Carl Friedrich Gauss (1777-1855), one of the foremost mathematician of all time, was called ‘the Princeps mathematicorum’, meaning ‘the Prince of Mathematicians’. He made profound contributions to almost every area of mathematics and mathematical physics such as statistics, differential geometry, astronomy, number theory, electrostatics, analysis, geophysics and optics.
Gauss came from a peasant background in Brunswick, Germany. His extraordinary talent for mathematics showed itself at a very early age. By the age of three, he had discovered for himself enough arithmetic to be able to correct his father’s calculations when he heard him working out wages for laborers. At the age of ten he astonished his schoolteacher Mr. Buttner by discovering the formula for the sum of an arithmetical progression. He had an astounding memory and ability to do mental calculation. His tutor Martin Bartels remarked, “Young Gauss has to hear or see something only once and he knows it forever. When he learns something new, he combines it with what he already knows to produce a deeper and broader understanding. … He figured out all of basic arithmetic on his own before he ever started school. He plays with numbers the way that other children play with toys. His mind is never idle.” Impressed by his intellectual gift, his teacher recommended him to the duke of Brunswick in 1791, who granted him financial assistance to continue his education at Collegium Carolinum in Brunswick and later to study mathematics at the University of Göttingen from 1795 to 1798. Gauss received his doctorate in 1799 from the University of Helmstedt for a proof of the fundamental theorem of algebra. The discovery of the method for drawing a 17-gon using only a straight-edge and compass by 18 year old Gauss was enough to guarantee that Gauss would be considered one of the world’s greatest mathematicians.

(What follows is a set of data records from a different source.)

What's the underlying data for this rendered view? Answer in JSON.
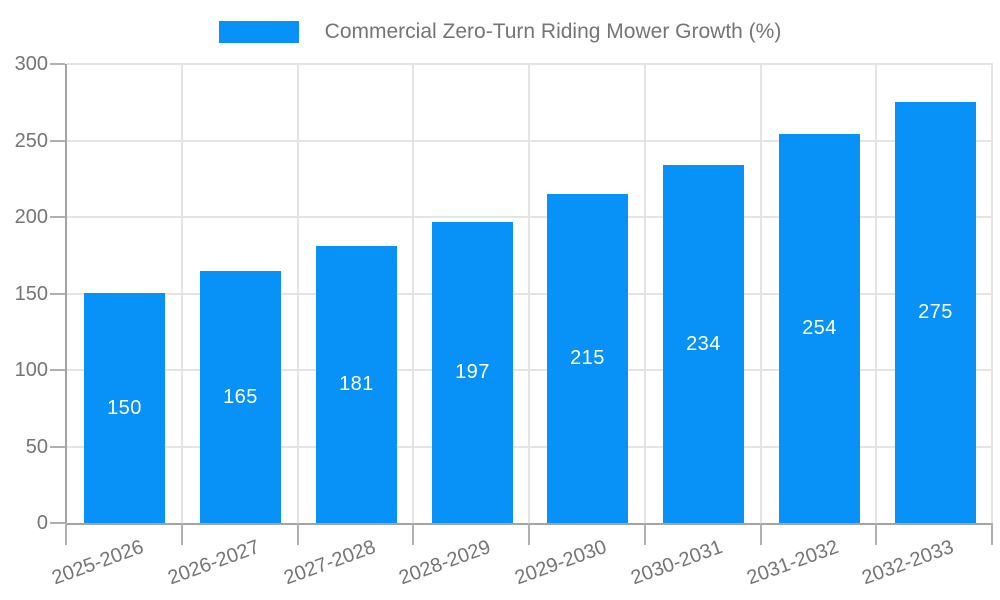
{
  "chart_data": {
    "type": "bar",
    "title": "Commercial Zero-Turn Riding Mower Growth (%)",
    "series": [
      {
        "name": "Commercial Zero-Turn Riding Mower Growth (%)",
        "values": [
          150,
          165,
          181,
          197,
          215,
          234,
          254,
          275
        ]
      }
    ],
    "categories": [
      "2025-2026",
      "2026-2027",
      "2027-2028",
      "2028-2029",
      "2029-2030",
      "2030-2031",
      "2031-2032",
      "2032-2033"
    ],
    "value_labels": [
      "150",
      "165",
      "181",
      "197",
      "215",
      "234",
      "254",
      "275"
    ],
    "xlabel": "",
    "ylabel": "",
    "ylim": [
      0,
      300
    ],
    "yticks": [
      0,
      50,
      100,
      150,
      200,
      250,
      300
    ],
    "grid": true,
    "legend_position": "top-center",
    "x_label_rotation_deg": -20,
    "colors": {
      "bar": "#0892f8",
      "value_label": "#ffffff",
      "axis_text": "#757575",
      "grid_line": "#e4e4e4",
      "axis_line": "#a4a4a4",
      "tick_mark": "#b0b0b0"
    }
  }
}
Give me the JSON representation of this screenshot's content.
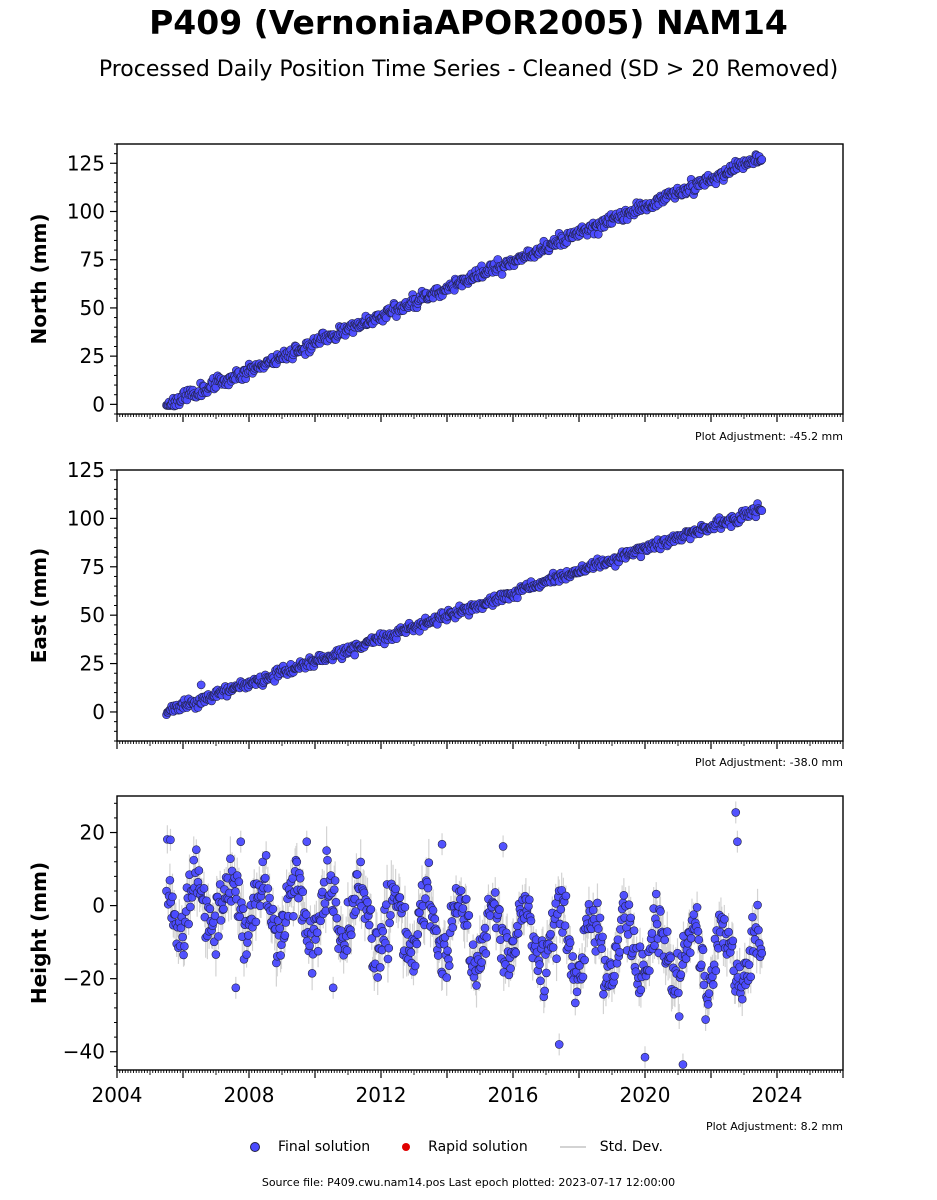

Less known is the fact that Gauss had interest in religious and philosophical topics like God, soul and eternity of life. He remarked, “There are questions on whose answers I would place an infinitely higher value than on the mathematical, for example, concerning ethics, concerning our relationship to God, concerning our destiny and our future; but their solution lies quite unattainable above us and quite outside the area of science.” Two religious works which Gauss read frequently were Braubach’s Seelenlehre (Psychology of the Soul) and Siissmilch’s Göttliche Ordnung gerettet (Divine Order). He also devoted considerable time to the New Testament in the original Greek. He once said, “For the soul there is a satisfaction of a higher type; the material is not at all necessary.” Gauss meditated about the future of the human soul, and he was always striving to harmonize such views with the principles of mathematics. He was inspired by Leibniz’s view — “The mathematical sciences, which deal with eternal truths rooted in the divine mind, prepare us for knowledge of substances.” Gauss gave frequent reference to his conviction of the immortality of the soul. In his words, “…whether the soul lives 80 years or 80 million years, if it perishes once, then this space of time is only a reprieve. One is therefore forced to the view, for which there is so much evidence even though without rigorous scientific basis, that besides this material world another, second, purely spiritual world order exists, with just as many diversities as that in which we live—we are to participate in it.” This divine wisdom was the strength of his soul up to that last silent midnight when his eyes closed forever.